幽霊と友達に - 2003年08月10日(日)

「長く生きたから、怖いものは何も無くなった。もう、幽霊とだって友達になりたい」 と少し変わり者の祖父が笑う。今月はまたモンゴルへ出かけて写真を撮ってくるという。何となくこの興味屋さんは外国で死ぬつもりではないかという気がして、このごろは私もそれを考えると呆れたような楽しいような気分になってしまう。そういう目的で発つわけではなくてもとりあえず覚悟はあるらしい事をしょっちゅう匂わせて、「山や外国で何かあっても、俺には捜索とか出さなくていい。そこでそうやって死ぬからいいて」 などとからから笑い、それが真剣に言っているのだとわかるようなニュアンスなので、働き者の賢い祖母をキレさせる。「そういうわけにはいかないでしょ!!」 という言葉でさえ壁紙にでも聞かせているかのような態度で流す。「それで本望なのになあー……」
掴まって殺されても? と私が尋ねて、「ああそんなの、全然構わないよ」とあっさり返答された時にはちょっと閉口した。
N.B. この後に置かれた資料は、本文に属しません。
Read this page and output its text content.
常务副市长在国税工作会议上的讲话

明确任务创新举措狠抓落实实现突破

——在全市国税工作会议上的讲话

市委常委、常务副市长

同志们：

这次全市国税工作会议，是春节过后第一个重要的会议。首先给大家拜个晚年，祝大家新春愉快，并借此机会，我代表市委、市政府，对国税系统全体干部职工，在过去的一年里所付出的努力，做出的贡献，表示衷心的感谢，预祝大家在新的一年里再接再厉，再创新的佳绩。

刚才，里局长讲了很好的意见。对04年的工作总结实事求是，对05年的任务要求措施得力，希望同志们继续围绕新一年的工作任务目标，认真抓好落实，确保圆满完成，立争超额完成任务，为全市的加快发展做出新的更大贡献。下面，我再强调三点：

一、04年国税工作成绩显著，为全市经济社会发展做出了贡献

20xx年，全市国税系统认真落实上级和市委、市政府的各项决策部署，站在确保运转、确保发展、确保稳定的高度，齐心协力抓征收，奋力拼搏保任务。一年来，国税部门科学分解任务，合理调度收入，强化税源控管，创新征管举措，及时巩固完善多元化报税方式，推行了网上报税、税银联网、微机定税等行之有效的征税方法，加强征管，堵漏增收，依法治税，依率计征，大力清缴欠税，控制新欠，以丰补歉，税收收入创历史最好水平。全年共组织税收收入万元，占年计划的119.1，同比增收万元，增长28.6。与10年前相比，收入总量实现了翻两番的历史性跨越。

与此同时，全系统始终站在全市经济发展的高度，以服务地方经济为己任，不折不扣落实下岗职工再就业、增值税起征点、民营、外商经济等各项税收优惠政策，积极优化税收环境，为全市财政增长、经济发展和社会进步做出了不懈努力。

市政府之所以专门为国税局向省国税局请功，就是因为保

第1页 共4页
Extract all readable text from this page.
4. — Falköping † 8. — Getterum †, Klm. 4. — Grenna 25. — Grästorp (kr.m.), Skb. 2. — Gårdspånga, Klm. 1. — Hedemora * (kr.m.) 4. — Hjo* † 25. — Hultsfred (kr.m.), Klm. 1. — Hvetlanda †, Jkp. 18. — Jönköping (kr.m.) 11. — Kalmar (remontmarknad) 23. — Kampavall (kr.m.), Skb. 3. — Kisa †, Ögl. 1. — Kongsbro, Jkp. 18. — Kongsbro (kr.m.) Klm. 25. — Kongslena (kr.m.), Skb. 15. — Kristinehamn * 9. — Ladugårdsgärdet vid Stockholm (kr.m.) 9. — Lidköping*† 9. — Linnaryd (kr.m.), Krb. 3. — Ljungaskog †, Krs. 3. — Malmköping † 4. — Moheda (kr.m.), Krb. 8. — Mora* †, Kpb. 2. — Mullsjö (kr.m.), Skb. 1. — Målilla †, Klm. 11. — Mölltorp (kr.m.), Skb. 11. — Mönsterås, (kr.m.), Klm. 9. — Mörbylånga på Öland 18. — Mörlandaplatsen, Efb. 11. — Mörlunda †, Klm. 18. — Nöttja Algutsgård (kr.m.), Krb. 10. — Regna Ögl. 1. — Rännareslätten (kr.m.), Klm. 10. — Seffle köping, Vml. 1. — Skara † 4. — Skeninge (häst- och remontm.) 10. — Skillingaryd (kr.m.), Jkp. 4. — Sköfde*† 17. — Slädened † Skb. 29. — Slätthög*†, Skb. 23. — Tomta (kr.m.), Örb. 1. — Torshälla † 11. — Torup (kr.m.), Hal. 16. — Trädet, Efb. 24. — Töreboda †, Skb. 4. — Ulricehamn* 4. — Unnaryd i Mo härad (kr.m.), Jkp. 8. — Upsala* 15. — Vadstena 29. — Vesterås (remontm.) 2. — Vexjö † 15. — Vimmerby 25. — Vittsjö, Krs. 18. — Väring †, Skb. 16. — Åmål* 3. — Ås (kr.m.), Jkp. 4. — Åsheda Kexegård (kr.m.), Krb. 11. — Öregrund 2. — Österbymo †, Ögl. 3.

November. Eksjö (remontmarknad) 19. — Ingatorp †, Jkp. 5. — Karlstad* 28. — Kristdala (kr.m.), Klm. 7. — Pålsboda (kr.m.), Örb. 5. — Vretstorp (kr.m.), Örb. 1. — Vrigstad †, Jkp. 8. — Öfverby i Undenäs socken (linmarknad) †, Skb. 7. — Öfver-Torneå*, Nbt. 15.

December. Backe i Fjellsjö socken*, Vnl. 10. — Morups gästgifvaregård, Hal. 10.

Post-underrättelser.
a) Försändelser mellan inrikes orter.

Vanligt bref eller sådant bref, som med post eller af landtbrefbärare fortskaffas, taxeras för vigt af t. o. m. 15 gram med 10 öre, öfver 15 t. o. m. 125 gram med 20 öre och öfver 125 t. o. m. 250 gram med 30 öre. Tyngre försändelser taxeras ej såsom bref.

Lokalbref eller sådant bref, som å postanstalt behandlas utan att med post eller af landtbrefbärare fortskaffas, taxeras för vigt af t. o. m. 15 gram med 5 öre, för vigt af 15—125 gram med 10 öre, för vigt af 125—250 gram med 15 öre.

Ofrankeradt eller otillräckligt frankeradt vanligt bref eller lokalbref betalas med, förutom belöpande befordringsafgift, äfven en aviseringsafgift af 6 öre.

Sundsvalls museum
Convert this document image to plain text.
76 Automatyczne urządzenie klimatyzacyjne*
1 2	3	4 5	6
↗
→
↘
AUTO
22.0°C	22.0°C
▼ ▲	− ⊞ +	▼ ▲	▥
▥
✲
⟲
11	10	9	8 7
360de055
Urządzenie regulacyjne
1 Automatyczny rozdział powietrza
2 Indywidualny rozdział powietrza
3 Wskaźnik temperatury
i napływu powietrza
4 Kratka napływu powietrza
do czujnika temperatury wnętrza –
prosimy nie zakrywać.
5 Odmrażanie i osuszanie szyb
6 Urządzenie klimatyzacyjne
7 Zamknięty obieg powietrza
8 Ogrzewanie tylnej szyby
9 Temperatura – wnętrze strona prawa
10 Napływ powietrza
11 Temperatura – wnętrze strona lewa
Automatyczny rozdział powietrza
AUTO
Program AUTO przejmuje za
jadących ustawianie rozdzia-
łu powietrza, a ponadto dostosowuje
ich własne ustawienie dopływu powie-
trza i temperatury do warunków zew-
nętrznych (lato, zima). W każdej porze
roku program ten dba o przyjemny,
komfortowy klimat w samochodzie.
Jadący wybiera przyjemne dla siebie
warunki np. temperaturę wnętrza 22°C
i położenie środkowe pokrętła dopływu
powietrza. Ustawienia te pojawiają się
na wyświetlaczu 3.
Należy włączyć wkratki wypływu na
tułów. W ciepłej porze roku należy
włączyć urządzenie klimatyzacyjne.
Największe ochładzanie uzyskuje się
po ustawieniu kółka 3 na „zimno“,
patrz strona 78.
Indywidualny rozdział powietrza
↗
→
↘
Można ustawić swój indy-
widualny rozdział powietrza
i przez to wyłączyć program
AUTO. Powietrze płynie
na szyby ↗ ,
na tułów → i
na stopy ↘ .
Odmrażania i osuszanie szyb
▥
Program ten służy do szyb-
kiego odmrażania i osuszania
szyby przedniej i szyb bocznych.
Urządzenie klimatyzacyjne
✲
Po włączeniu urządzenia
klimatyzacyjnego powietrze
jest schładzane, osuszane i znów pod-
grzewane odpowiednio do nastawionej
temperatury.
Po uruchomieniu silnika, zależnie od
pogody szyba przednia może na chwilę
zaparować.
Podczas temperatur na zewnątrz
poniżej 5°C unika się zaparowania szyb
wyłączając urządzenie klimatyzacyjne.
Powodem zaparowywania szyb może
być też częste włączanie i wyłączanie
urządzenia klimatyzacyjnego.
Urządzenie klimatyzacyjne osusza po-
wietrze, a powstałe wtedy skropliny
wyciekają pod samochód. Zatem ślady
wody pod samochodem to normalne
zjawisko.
私はこの極楽とんぼで穏やかな祖父を心から敬愛しているし、いなくなったらどうしようと思って本気で泣いた事もあるけれど、結局はこういう、常識の枠からややはみ出していて背中に羽の生えたような人には、本人の望むようにしてもらうしかないのだとようやく思うようになってきた。もしも祖父がどこかの山や遠い国で亡くなったら、きっと多くの人が泣きながら、まったくしょうのない人だった、と笑うだろう。